Au fil des événements
 

1 avril 2004

   

Université Laval

La nature au tribunal

Plus qu'un aspect du droit à la vie, le droit à l'environnement devrait être reconnu comme un droit en soi

"Le droit à l'environnement a ses caractéristiques propres et il est assez difficile à mettre en oeuvre, soutient Melissa De Forte, étudiante au programme de maîtrise en droit international et transnational à l'Université Laval. Comme le proposait l'Organisation interaméricaine des droits de l'homme, il faudrait peut-être songer sérieusement à reconnaître le droit à l'environnement comme un droit en soi, et non le faire passer par le droit à la vie, le droit à la vie privée ou autres droits qui pourraient être invoqués."

Le vendredi 26 mars, Melissa De Forte participait, au pavillon Charles-De Koninck, à une journée d'étude intitulée "Échanges commerciaux et solidarité internationale". Cette rencontre était organisée par la Chaire de recherche du Canada en droit de l'environnement, le Groupe de recherche sur les aspects juridiques internationaux et transnationaux de l'intégration économique, et l'Association des étudiantes et étudiants des deuxième et troisième cycles en droit.

Un certain niveau de protection
En 1948, la Déclaration universelle des droits de l'homme vient consacrer certains droits, dont celui à la vie. Mais ce n'est que dans les années 1970 que commence à se manifester un intérêt pour un droit à l'environnement. "Les juristes alors n'essaient pas d'atteindre un idéal, explique Melissa De Forte. Ils essaient plutôt d'arriver à un certain niveau de protection, dans le but d'éviter certaines atteintes à l'environnement."

Deux droits parallèles se sont développés autour de cette problématique et leur formulation s'est inspirée de la Déclaration de Stockholm sur l'environnement humain (1972), de la Conférence de Rio sur l'environnement et le développement (1992) et de la Convention d'Aarhus (1998). Si la Déclaration et la Conférence préconisent l'adoption de nouvelles législations, la Convention, elle, insiste davantage sur des aspects procéduraux. Mais tous cherchent à répondre aux demandes sociales pour davantage de démocratie en matière de dégradation de l'environnement.

"Dans une convention comme celle d'Aarhus, dont on parle de plus en plus, la mise en oeuvre d'un droit à l'environnement passe clairement par la démocratisation environnementale, indique Melissa De Forte. Cela signifie notamment que le public doit pouvoir participer au processus décisionnel au sujet d'activités qui peuvent avoir un effet important sur l'environnement." Davantage de démocratie signifie également que les autorités publiques doivent mettre à la disposition du public, qui est touché ou qui risque d'être touché par les décisions prises, les informations sur l'environnement qui leur sont demandées. Enfin, toute personne dont on a refusé la demande d'information doit pouvoir recourir aux tribunaux.
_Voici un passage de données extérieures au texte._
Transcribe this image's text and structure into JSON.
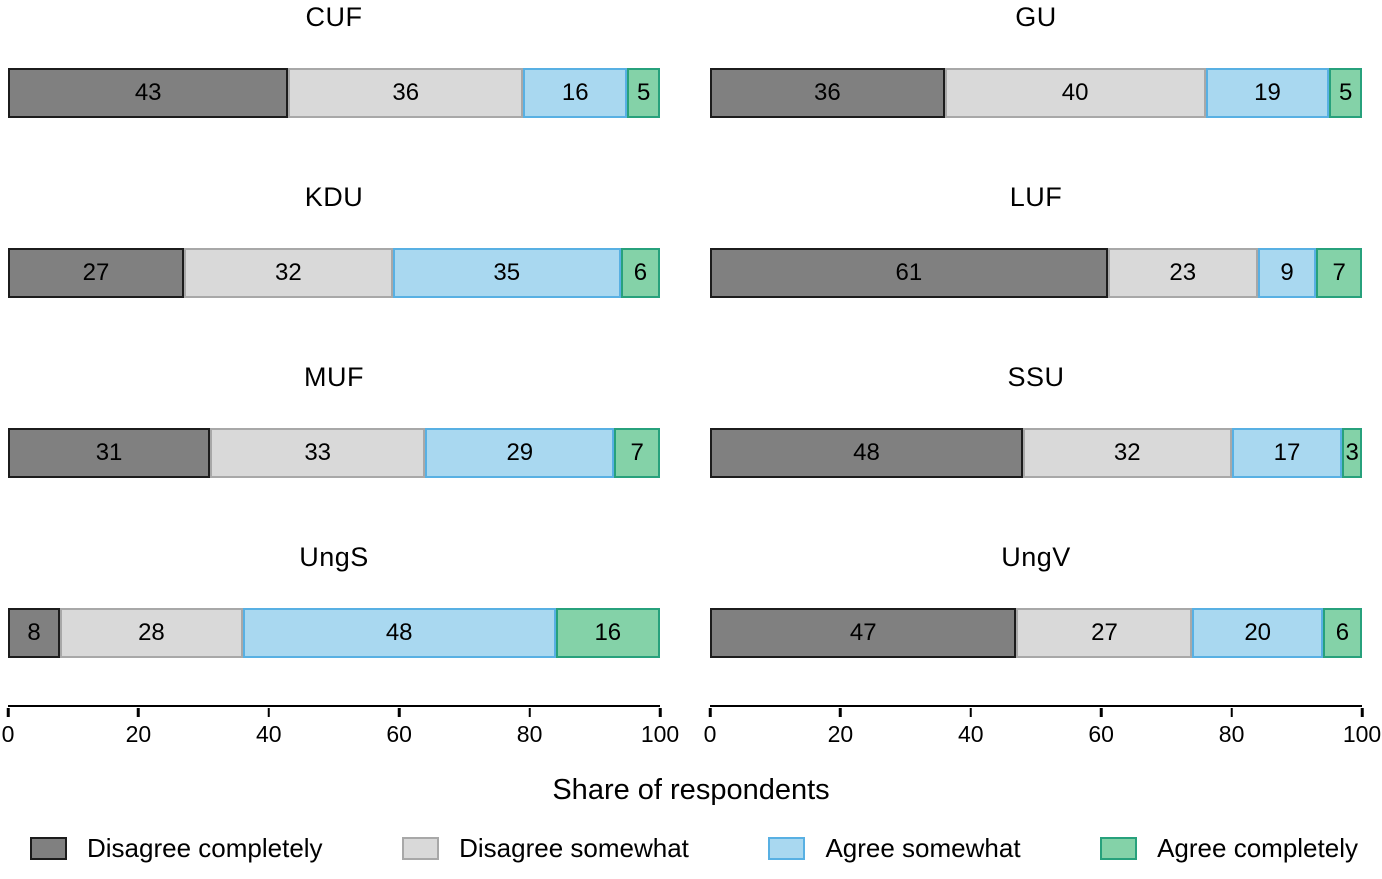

Jusqu'à une date récente, les individus qui se sont plaint d'une atteinte environnementale ne l'ont pas fait parce que cela avait des effets sur les espèces vivantes et les écosystèmes. Ils l'ont fait parce qu'ils subissaient directement un préjudice. Un bon exemple de cela est l'affaire Lopez-Ostra qui a opposé une citoyenne de la ville de Lorca au gouvernement espagnol en 1988. Pour résoudre un grave problème de pollution causé par une concentration de tanneries, une station d'épuration d'eaux et de déchets s'était implantée sans permis dans cette ville, et à quelques mètres du domicile de la requérante. En 1994, la Cour européenne des droits de l'homme statuait qu'il y avait eu dans son cas violation du droit à la vie privée. On reconnaissait également qu'elle avait éprouvé un tort moral indéniable. L'État espagnol fut condamné à lui verser une compensation financière.

"Depuis l'entrée en vigueur de la Convention d'Aarhus en 2001, une autre dynamique semble se développer, à savoir qu'un droit à l'environnement mieux renforcé par les droits procéduraux serait peut-être reconnu comme un droit en lui-même", souligne Melissa De Forte.